Außenansicht eines Dates

Oh, Mann, der arme Matthias.

(Während meiner panischen Erkenntnis und den panisch darauf folgenden Gedanken bin ich wie erstarrt stehen geblieben.)

“Ähm, das sieht ja super voll aus…”, sage ich und bleibe weiter wie erstarrt sehen. Was mache ich jetzt? Wie kann ich Matthias dazu bringen, dass wir in ein anderes Lokal gehen? Ich kann schwer vorschlagen, dass mir das Lokal nicht gefällt, es war immerhin mein Vorschlag.  “…wer weiß, ob wir da einen Platz bekommen…” Das stimmt ja wirklich.

Matthias schüttelt leicht den Kopf. Er denkt sich bestimmt, er ist wieder an so eine Komische gekommen. Der Arme, er hat ja keine Ahnung, dass ich eigentlich ganz normal bin. “Naja, aber wenn wir nicht hineingehen, werden wir es nie erfahren, oder?”, schiebt er nach.

OH GOTT, ICH KANN DA DOCH NICHT HINEINGEHEN!

Suche nach Auswegen

“Hmmm…”, sage ich, um Zeit zu gewinnen und scanne hektisch die zwei Räume.

IT sitzt nämlich im rechten Hauptraum. Links, also dort wo man bei der Tür hineinkommt, gibt es aber auch ein paar Tische.

Und da, ganz an der Wand mache ich einen leeren Tisch aus. HA!

“Schau”, sage ich betont gelassen, “da ist ja einer.”

Erleichterung durchströmt mich.  Das ist natürlich eine Option: in dem anderen Raum Platz zu nehmen. Da sehen wir einander nicht. Da kann er mich nicht beobachten. Außer ich muss aufs Klo. (Dann müsste ich nämlich durch den Hauptraum.) Gut, dann ist Klogehen in den nächsten Stunden eben Tabu. (Blöd nur, dass ich die kleinste Blase der Welt habe, aber darauf kann ich jetzt keine Rücksicht nehmen…)

Also, schnell vorangehen, damit  Matthias nicht einen anderen freien Tisch ausmacht und dorthin möchte.

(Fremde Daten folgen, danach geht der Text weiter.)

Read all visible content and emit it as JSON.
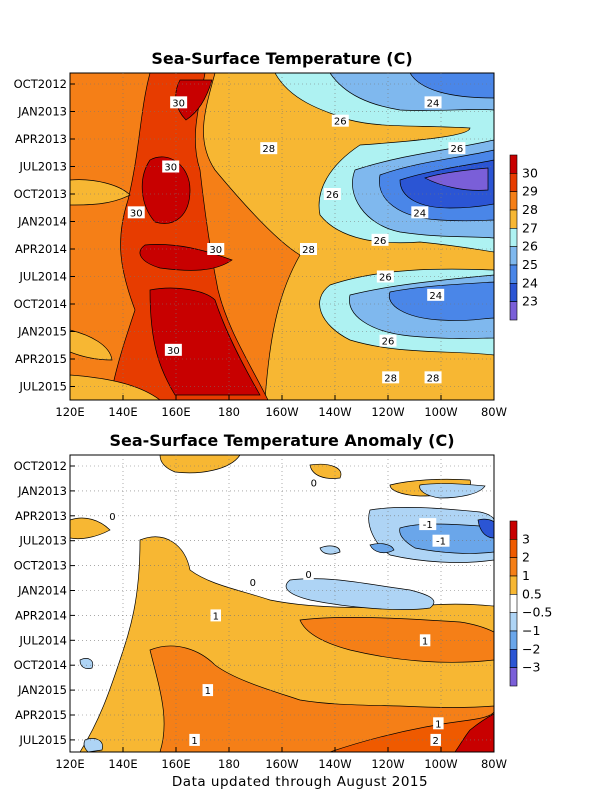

Oder damit uns der Tisch, den ich will, nicht von jemand anderem weggenommen wird. Etwa von diesem Pärchen, das gerade auch auf das Lokal zusteuert…

Ich haste also los. (Okay, ich jogge.)

Das mit dem guten Eindruck funktioniert super.

Endspurt

Ich reiße die Tür auf, Matthias ist mir auf den Fersen. Vielleicht will er auch nur schnell ein Bier bestellen, um sich das Treffen normalzutrinken. Ich glaube, ich brauche zur Beruhigung auch gleich ein großes Glas Wein.

Letzte Hürde: Der Weg, am Durchgang vorbei, durch den es in den Hauptraum geht. IT sitzt zwar mit halbem Rücken zum Durchgang. Aber man weiß ja nie. Vielleicht dreht er sich genau in dem Moment um. Würde ich dem Universum jedenfalls auch noch zutrauen.

Ich starre also gerade aus, fixiere den Tisch meiner Wahl an und zwinge mich, nicht nach rechts zu sehen – NICHT NACH RECHTS SEHEN! –  als ich am Durchgang vorbei gehe. (Okay, ganz kurz habe ich den Kopf gedreht, aber er hat eh nicht hergesehen.)

Geschafft.

Am Ziel

Erleichtert lass ich mich auf den Stuhl fallen. Das Adrenalin ebbt langsam ab.

Ich grinse Matthias an. Er grinst zurück. Vielleicht ist ihm gar nichts aufgefallen.

Ich bin ja eine sehr subtile Person.

“Also, Anna”, sagt er, als wir bei der Kellnerin ein großes Bier und ein großes Glas Wein bestellt haben, “wer sitzt da drüben, den du nicht sehen möchtest?”

Na, aber zumindest haben wir gleich ein Gesprächsthema.